Para alguém que havia estado nervoso com uma simples notícia postada no Instagram de Carlos poucos dias atrás, Charles até que se encontrava estranhamente tranquilo. Havia acordado bem naquela sexta-feira de treinos livres, sentia-se um pouco ansioso sim, porém também estava com um sentimento de leveza. Pode-se dizer que a única coisa que vinha o incomodando era o jet lag, que ele já sabia que viria, sempre que viajava para a Austrália ou Japão ou qualquer outro país muito distante de Mônaco ele era pego pelo jet lag. Parecia que muitos quilos tinham sido removidos de suas costas, e ele não sabia dizer exatamente o motivo.

Na verdade, podia dizer que desde sua conversa com Lorenzo, sentia-se assim, leve. Era estranho, quem havia desabafado e contado um segredo havia sido seu irmão, mas era Charles quem se sentia tranquilo. Durante o restante do domingo e a segunda-feira antes de entrar no avião, Leclerc pensou bastante sobre o que Lorenzo havia lhe dito, sobre a forma como ele descobriu que era gay e como isso o impactou, sobre a homofobia e o medo que tinha de se assumir para os próprios irmãos. Aquilo havia pego num local muito específico de Charles, um local que nem ele mesmo sabia da existência exatamente, nem sabia definir muito bem o que era.
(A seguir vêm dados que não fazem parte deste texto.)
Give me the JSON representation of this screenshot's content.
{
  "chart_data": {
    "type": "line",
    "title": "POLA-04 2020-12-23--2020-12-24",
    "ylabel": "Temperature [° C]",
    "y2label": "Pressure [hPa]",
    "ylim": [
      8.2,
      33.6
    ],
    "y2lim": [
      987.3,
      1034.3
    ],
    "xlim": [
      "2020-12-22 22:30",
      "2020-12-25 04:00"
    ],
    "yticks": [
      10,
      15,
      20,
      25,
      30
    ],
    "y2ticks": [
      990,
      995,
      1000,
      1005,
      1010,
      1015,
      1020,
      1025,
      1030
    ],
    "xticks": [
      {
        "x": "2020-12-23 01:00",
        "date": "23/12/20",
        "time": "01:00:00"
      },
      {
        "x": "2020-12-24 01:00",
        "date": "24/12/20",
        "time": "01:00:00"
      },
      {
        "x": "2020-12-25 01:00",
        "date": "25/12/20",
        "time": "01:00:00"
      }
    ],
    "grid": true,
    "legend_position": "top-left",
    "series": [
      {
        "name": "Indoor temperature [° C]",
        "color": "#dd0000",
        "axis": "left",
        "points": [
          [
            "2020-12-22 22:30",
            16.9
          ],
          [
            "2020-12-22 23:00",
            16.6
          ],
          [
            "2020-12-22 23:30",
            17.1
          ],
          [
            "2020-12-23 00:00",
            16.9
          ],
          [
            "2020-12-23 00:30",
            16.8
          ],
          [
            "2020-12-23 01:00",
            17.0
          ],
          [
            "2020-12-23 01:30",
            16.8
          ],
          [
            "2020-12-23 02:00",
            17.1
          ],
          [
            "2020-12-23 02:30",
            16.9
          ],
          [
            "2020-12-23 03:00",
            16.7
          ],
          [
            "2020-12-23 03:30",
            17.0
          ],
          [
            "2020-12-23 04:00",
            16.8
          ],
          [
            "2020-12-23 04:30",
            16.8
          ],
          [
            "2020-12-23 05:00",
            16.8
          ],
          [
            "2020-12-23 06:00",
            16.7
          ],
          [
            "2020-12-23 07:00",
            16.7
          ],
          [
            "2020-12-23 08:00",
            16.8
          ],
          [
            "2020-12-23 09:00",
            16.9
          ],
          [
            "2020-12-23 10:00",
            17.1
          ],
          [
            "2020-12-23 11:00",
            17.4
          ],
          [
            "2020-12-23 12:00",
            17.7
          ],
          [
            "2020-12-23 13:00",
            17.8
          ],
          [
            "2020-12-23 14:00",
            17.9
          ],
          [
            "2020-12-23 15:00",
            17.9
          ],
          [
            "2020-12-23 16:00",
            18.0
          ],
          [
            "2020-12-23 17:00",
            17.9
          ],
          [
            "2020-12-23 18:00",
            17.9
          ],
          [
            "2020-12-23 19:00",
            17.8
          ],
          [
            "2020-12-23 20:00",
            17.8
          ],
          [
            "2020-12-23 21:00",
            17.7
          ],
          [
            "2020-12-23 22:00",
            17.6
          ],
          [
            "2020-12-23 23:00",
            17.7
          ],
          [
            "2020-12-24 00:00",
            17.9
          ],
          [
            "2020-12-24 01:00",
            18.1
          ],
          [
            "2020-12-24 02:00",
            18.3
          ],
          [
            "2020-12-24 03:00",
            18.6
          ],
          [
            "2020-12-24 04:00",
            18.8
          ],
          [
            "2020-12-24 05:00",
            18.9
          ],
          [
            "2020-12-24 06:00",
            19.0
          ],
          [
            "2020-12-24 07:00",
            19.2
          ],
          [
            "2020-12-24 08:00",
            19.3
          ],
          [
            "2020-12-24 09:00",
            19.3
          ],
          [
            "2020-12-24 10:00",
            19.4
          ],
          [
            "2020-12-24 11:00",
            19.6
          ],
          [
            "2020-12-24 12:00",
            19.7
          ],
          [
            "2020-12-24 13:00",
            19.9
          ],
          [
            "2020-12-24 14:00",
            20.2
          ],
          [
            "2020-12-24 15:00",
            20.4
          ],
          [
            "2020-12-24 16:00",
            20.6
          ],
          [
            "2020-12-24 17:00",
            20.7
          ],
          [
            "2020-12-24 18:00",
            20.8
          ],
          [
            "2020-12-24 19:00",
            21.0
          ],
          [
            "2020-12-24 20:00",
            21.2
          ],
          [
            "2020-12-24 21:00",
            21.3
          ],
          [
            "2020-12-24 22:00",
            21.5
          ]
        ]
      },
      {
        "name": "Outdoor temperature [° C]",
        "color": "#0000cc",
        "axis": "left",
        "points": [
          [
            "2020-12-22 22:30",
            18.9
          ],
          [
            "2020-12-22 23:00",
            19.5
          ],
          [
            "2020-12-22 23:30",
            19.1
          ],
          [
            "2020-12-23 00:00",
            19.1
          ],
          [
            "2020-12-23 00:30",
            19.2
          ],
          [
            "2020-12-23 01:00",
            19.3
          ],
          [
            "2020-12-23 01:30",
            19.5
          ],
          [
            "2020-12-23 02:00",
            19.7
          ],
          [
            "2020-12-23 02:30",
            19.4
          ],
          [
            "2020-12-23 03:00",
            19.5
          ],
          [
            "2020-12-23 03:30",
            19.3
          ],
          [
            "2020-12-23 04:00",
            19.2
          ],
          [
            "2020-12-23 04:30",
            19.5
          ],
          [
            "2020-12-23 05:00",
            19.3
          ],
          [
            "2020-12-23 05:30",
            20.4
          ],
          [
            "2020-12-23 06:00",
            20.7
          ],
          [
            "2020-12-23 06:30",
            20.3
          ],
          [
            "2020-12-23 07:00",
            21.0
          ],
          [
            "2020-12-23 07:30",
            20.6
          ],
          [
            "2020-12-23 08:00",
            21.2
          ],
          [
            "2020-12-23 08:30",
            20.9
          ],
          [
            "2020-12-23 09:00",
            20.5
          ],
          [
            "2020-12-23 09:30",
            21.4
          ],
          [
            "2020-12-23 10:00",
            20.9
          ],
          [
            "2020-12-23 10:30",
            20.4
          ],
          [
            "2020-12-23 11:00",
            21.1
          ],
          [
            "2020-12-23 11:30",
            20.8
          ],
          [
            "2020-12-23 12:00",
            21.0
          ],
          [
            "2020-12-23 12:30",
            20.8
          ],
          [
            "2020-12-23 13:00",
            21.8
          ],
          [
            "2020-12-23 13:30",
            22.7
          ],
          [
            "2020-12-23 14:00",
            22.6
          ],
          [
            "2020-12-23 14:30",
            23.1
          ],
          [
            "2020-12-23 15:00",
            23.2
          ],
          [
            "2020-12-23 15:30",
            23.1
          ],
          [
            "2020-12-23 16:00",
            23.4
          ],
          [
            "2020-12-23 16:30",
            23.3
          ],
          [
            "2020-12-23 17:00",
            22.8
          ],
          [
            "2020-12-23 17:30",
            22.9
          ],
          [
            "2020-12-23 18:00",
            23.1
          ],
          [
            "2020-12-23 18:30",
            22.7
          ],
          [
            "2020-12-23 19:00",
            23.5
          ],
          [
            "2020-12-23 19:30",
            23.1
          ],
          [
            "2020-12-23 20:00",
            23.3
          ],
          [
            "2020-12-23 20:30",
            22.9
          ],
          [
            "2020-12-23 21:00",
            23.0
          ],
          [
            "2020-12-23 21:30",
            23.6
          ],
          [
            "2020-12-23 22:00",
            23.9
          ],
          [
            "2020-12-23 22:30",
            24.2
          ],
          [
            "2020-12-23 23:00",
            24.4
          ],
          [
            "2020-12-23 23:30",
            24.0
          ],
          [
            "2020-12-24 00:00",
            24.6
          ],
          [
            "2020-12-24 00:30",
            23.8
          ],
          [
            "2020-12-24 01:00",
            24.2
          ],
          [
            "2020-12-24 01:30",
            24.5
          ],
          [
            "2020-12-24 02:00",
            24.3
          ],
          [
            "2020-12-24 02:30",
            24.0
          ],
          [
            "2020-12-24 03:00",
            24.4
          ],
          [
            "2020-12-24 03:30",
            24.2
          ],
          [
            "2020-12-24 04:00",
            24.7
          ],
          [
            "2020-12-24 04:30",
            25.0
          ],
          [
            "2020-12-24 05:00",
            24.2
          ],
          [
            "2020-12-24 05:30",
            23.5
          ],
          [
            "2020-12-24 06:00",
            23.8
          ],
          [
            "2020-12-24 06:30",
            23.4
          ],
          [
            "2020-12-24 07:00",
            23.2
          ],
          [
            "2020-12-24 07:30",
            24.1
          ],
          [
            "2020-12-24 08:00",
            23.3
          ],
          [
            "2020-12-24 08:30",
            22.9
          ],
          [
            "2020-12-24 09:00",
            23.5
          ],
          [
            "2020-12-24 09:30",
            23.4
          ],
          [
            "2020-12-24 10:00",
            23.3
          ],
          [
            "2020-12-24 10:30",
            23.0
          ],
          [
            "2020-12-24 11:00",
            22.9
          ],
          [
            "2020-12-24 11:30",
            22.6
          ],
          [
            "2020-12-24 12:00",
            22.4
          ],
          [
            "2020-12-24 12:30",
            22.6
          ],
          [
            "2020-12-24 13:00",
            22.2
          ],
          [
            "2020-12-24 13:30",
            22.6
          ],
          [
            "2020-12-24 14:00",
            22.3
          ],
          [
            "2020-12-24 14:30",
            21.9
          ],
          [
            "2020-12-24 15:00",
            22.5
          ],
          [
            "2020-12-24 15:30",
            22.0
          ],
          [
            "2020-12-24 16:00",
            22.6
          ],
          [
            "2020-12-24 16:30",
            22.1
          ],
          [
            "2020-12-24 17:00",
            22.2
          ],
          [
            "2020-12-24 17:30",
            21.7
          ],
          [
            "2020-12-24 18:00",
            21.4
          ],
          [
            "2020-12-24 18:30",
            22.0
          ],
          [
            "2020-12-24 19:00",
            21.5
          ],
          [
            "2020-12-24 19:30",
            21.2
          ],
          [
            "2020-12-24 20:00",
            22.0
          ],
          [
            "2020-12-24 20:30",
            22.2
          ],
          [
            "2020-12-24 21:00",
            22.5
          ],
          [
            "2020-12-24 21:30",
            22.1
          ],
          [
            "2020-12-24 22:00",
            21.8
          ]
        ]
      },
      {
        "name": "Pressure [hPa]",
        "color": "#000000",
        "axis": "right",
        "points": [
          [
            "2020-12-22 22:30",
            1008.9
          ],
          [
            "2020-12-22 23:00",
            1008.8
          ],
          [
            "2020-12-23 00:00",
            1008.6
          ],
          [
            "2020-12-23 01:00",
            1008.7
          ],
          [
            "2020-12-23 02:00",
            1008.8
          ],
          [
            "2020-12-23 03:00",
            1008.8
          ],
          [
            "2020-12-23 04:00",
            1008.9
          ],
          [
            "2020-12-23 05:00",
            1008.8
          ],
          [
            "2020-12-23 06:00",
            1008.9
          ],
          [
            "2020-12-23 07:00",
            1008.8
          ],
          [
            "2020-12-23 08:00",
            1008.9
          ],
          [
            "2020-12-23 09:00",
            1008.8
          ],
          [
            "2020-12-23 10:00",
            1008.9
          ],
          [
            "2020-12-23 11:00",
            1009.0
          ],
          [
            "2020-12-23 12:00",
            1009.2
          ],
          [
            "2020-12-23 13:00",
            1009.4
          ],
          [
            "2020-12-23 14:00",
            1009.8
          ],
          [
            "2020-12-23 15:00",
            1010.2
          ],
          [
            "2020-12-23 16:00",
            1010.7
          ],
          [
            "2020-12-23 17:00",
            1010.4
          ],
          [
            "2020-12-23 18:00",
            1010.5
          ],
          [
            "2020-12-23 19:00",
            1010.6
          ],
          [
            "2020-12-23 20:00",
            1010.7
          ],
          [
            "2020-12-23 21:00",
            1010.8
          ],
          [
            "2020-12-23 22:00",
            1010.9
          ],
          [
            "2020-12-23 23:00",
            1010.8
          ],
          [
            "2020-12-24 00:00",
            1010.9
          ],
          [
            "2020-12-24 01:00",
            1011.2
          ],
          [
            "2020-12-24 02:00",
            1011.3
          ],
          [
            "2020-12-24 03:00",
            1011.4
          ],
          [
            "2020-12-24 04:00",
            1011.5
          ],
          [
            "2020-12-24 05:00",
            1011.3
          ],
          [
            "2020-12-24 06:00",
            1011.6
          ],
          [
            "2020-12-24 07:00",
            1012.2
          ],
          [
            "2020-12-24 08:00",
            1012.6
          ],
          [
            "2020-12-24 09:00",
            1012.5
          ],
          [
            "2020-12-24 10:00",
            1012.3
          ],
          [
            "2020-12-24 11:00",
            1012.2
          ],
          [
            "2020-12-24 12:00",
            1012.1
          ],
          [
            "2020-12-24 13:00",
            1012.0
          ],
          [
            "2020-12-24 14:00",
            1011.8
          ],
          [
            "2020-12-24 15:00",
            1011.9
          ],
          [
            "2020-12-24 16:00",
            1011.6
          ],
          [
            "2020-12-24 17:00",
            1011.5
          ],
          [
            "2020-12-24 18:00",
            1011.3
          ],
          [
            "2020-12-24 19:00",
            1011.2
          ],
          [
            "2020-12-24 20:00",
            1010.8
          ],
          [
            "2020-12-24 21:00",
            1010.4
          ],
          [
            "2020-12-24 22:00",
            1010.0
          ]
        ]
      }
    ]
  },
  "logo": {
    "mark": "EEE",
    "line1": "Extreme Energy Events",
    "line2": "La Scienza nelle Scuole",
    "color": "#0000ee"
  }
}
Muitas coisas se passaram por sua cabeça, questionamentos sobre sua própria vida e o que estava fazendo com ela, sobre se estava sendo justo ou não consigo mesmo, sobre se não estava fazendo o mesmo que Lorenzo fez no passado, tentando ser algo que não era. Eram dúvidas que surgiram há pouco tempo, mas será que elas sempre não estiveram ali, porém de forma que o garoto nunca soube verbalizar e agora sabia? Quem sabe toda sua angústia, seu perfeccionismo para com suas próprias ações, o pouco gosto que ele tinha por si mesmo, não eram reflexo disso, desse não se deixar ser? E agora, talvez apenas ao se dar o direito de se questionar, parecia que era até mais fácil caminhar, tanto que andava pelo paddock até meio saltitante, segurando um copo de café enquanto caminhava pelo pit lane, voltando para a garagem da Ferrari.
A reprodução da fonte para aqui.